Usually these cases happen in times of great stress and emotion and a psychologist or psychiatrist should be employed to see if any factors of the mental state of the defendant or victim can be used to reduce the offense to manslaughter. How mental state factors can be used depend upon the laws of the jurisdiction in which the case is being tried.
If it can be shown that the killing was unintentional, but reckless, in some states the case can be reduced to involuntary manslaughter. Involuntary manslaughter carries a significantly lower penalty than voluntary manslaughter.
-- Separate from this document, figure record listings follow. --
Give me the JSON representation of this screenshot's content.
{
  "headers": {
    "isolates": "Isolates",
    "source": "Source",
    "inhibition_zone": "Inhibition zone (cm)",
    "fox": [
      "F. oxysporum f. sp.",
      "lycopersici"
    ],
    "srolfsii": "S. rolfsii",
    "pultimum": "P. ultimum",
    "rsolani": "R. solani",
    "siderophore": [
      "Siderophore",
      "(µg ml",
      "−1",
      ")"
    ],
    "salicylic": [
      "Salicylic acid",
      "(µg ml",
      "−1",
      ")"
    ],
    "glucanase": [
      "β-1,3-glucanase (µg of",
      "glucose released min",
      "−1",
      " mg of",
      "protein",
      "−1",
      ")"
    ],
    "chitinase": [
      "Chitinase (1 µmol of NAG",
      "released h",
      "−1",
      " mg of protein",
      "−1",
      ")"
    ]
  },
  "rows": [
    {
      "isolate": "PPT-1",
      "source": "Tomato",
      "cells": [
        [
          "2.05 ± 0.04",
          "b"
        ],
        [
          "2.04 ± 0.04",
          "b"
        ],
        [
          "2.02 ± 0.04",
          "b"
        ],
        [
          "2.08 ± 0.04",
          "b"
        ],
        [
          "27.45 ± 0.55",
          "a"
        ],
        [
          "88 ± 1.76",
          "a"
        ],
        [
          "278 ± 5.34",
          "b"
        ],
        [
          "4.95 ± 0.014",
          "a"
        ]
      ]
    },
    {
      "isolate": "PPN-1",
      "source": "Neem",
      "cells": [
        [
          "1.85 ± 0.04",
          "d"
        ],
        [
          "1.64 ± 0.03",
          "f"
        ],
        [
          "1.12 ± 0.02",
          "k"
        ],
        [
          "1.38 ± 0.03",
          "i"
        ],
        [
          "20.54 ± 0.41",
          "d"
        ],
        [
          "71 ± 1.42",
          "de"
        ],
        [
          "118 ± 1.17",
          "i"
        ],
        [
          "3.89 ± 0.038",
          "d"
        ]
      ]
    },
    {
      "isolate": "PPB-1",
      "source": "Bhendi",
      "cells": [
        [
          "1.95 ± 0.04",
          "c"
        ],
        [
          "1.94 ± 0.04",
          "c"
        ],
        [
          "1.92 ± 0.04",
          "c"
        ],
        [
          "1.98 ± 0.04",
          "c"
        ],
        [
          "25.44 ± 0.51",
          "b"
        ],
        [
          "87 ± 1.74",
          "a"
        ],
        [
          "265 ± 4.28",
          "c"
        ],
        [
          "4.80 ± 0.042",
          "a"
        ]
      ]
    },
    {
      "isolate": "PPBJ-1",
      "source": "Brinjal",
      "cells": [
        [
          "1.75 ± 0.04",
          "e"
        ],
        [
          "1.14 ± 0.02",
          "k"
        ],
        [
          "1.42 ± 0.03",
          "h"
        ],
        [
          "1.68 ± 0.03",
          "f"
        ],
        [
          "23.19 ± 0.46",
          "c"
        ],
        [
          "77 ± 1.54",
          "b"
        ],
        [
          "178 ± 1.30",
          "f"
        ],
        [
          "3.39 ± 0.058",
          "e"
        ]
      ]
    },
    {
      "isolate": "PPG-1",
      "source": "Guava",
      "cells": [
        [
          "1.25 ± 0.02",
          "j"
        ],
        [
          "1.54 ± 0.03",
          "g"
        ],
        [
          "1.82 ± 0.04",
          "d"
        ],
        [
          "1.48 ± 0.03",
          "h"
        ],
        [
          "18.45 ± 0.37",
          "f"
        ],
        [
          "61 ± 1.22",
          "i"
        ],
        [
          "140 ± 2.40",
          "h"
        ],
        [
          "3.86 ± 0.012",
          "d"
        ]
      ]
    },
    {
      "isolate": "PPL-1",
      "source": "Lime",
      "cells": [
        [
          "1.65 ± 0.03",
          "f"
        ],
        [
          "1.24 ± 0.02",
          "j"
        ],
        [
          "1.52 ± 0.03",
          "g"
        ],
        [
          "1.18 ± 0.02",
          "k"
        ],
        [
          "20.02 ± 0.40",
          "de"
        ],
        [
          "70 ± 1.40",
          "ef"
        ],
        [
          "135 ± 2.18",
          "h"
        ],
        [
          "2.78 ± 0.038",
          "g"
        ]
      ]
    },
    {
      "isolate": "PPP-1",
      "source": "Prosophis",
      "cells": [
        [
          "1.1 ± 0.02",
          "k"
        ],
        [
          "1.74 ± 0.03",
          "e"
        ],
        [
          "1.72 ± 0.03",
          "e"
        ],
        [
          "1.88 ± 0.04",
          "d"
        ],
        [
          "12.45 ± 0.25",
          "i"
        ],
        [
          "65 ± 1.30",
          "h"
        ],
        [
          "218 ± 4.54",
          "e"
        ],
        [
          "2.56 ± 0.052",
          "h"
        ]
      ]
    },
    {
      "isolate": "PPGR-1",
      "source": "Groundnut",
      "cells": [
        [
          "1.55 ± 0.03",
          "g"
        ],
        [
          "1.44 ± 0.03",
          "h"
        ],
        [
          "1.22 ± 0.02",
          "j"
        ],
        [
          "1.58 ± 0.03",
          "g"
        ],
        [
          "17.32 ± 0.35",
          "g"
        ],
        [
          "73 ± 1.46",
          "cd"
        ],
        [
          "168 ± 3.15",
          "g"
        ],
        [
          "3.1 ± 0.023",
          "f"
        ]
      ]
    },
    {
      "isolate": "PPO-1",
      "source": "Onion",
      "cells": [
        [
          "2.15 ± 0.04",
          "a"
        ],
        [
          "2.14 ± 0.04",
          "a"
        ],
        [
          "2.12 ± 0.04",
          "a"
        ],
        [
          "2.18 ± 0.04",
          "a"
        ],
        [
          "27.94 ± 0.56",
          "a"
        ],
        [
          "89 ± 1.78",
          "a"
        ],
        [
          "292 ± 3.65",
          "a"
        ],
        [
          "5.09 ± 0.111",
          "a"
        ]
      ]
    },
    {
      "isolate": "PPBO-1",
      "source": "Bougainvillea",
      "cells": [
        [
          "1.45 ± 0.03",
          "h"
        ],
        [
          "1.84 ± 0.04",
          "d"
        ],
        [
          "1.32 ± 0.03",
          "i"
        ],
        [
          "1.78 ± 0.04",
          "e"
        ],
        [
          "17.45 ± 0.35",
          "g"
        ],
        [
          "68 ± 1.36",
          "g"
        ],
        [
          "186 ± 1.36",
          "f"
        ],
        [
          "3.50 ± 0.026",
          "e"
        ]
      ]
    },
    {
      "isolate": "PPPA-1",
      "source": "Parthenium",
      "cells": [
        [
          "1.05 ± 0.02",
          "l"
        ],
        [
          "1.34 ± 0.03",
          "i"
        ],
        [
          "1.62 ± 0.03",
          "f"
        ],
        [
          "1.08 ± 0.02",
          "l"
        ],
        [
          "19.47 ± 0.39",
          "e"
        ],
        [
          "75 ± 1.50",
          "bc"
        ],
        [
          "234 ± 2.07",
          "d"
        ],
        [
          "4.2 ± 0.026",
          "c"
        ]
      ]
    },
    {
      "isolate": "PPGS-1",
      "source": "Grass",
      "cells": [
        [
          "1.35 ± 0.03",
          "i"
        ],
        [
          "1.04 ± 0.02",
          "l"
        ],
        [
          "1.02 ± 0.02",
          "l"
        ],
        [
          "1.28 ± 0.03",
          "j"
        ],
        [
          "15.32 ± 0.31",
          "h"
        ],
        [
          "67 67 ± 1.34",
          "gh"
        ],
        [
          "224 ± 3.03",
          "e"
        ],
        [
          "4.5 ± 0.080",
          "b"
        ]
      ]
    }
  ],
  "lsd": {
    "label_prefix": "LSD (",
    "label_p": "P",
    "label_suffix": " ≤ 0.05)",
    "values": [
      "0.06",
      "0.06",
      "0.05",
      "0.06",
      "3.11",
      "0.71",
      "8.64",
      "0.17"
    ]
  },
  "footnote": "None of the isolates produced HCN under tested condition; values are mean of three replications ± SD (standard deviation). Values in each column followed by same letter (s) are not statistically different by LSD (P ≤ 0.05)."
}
Sometimes what looks like a murder, an intentional killing, is really an accident under extremely stressful circumstances. Note that in some states an unintentional killing, if extreme enough, can be murder. Generally that type of act must be more than recklessness. Typically, to make an unintentional act murder there must exist a callous disregard for human life. In some states those types of acts are called "depraved heart murders."
As an example, a female was charged with murder when she stabbed her husband in the chest with a steak knife. They were in the kitchen making dinner and got into an argument. Because the knife hit a major artery near the heart, he died within minutes. The defendant told two different stories about what happened. She said it was an accident and she didn't mean to kill him. She was prosecuted for murder and taken to trial.